The track deals with the helplessness of addiction, as the lyrics show: ‘The drugs can’t help him no more, no more, no more, no more than I can.’ As Black puts it: ‘For me, it came from the side of dealing with addiction, having someone in your life who’s addicted and you’re powerless to stop it. We wanted to combine the upbeat rock feel with an emotional message.’
Black admits that, as a songwriter, it can be hard sometimes to know whether you’re writing something original or subconsciously regurgitating something that already exists: ‘I’m one of those people who can have a tune stuck in their heads for two weeks,’ she laughed. ‘I keep singing it! It’s one of the biggest dilemmas, did someone write this already or did I just make it up? It’s a constant struggle.’
‘Fur Coat Queen’ (2019), which is my favourite track of hers, is actually her coming out story: ‘I hadn’t come out before and I thought it was a good time,’ she explained. ‘I love women, I think men are ok but women are so inspiring and so bold. This patriarchal idea that women don’t like or support each other needs to go, it’s just not true. Women can be so in awe of other women.’ I ask her which women she finds particularly inspiring: ‘I get inspiration from loads of women on the street, like the lady wearing a crazy dragon hat. We have to celebrate that internal expression that we have.’
As the song goes: ‘My Fur Coat Queen, I believe you’ve got a thing or two to teach me and Fur Coat Queen, I believe you’ll give me something more to say.’
‘I feel like a less cool, female version of David Byrne!’
I tell her that her voice reminds me a lot of Stevie Nicks, a comparison that she has heard before, and seems genuinely delighted by: ‘You know, I feel like a less cool, female version of David Byrne, the singer in Talking Heads! He’s so unapologetically weird, his dance moves are terrible but it works, there’s a connection.’
Other songs deal with her own struggles, such as ‘Wooden Woman’: ‘I kind of wrote it about my own experiences with mental health, when you feel like you’re someone else, that you’re not in your own body, when you can’t connect with other people. When I’m that person, I’m not myself, I don’t feel empowered. It’s an experience that most people have and I think everyone has their own way of expressing how they feel, there’s no right or wrong way, but it has to be talked about.’
Black is encouraged that Scottish music is increasingly in the spotlight, helped recently by The Snuts’ album W.L. going to number one: ‘I met their singer Jack (Cochrane) playing open mics with him, so people appreciating them now is amazing to see, it makes me happy. It’s nice to see people doing well, to see artists supporting other artists.’
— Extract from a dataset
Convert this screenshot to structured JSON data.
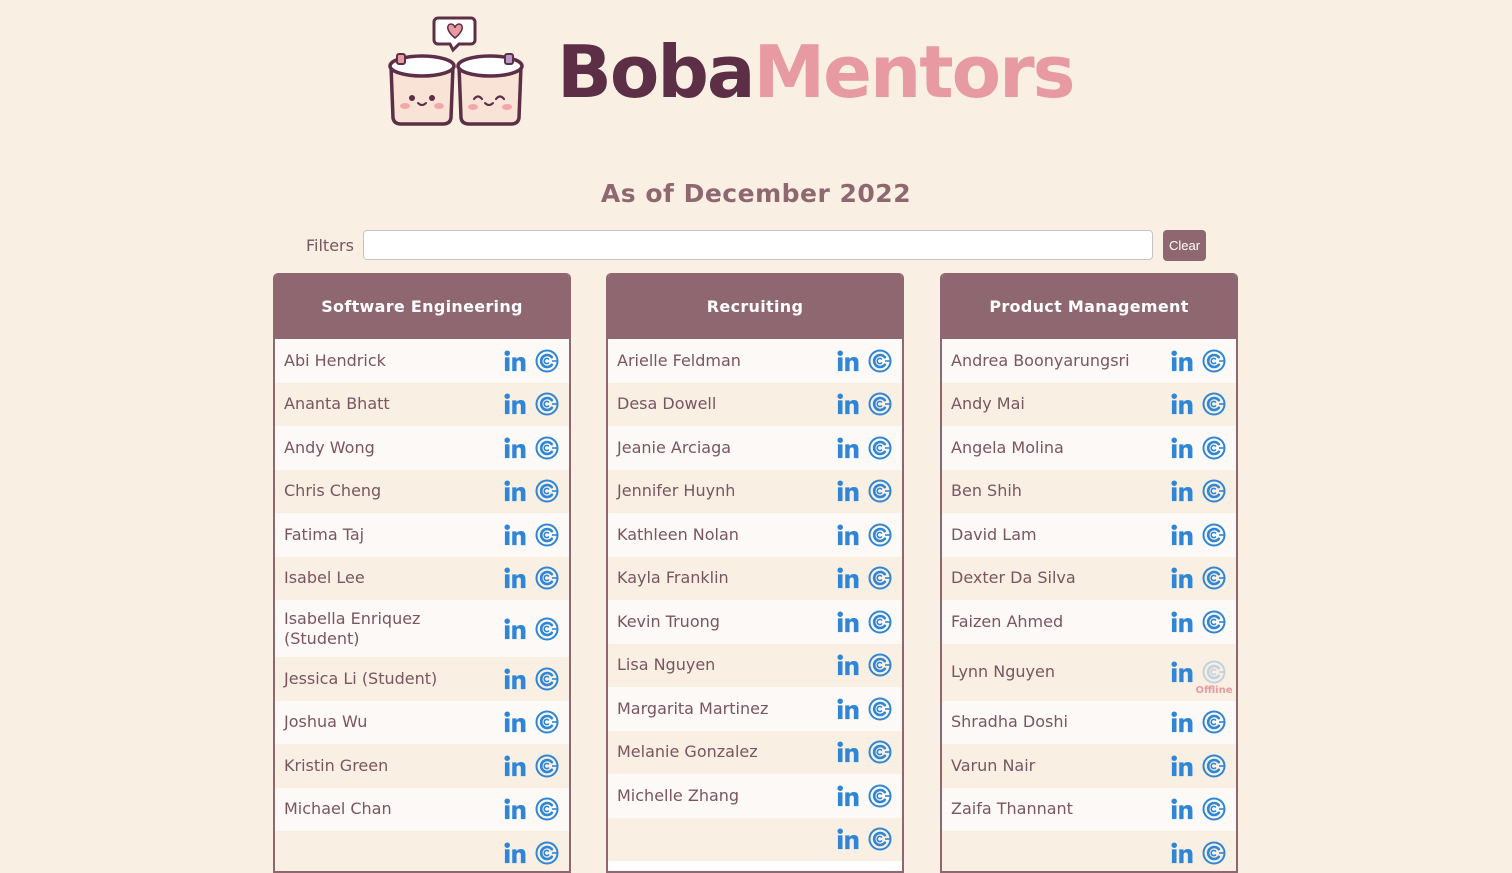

She’s a big fan of West Lothian five-piece indie band, Mark Sharp & the Bicycle Thieves and pop singer, Be Charlotte: ‘She’s very young, she’s doing very well and she’s so nice.’
‘I loved Fleetwood Mac from a young age’
One song she wishes she’d written is The Rolling Stones’ ‘Gimme Shelter’: ‘I’d like to sing it on stage and do Mick Jagger’s dance moves,’ she laughed. Growing up, Bob Dylan was a major influence: ‘As a lyricist, I love him, he’s been my biggest inspiration for writing music. I had him on my first iPod! I loved Fleetwood Mac from a young age, I think I’m a 20 year old trapped in a 90 year old’s body! I heard their ‘Gold Dust Woman’ and loved it, I thought it was so cool. We’ve covered it a few times.’
Endearingly, Black names all of her guitars: ‘I’ve got a few guitars but the one I play at gigs is ‘Phoebe’, a Fender. I call her that, she’s my baby, if anyone touches her! If you name them, you have more of a connection to them, so I name all of my guitars. I have another one called ‘Olfred’ and I’ve got a ‘Florence’, which is what I’d have liked to be named myself.’
If she could have her music featured on any TV show, she picks a new show, It’s a Sin, a British miniseries set in the 80’s in London which depicts the lives of gay men living through the AIDS crisis: ‘It’s such a great show, it’s very insightful, it’s great for young people to educate themselves about it and it’s very entertaining.’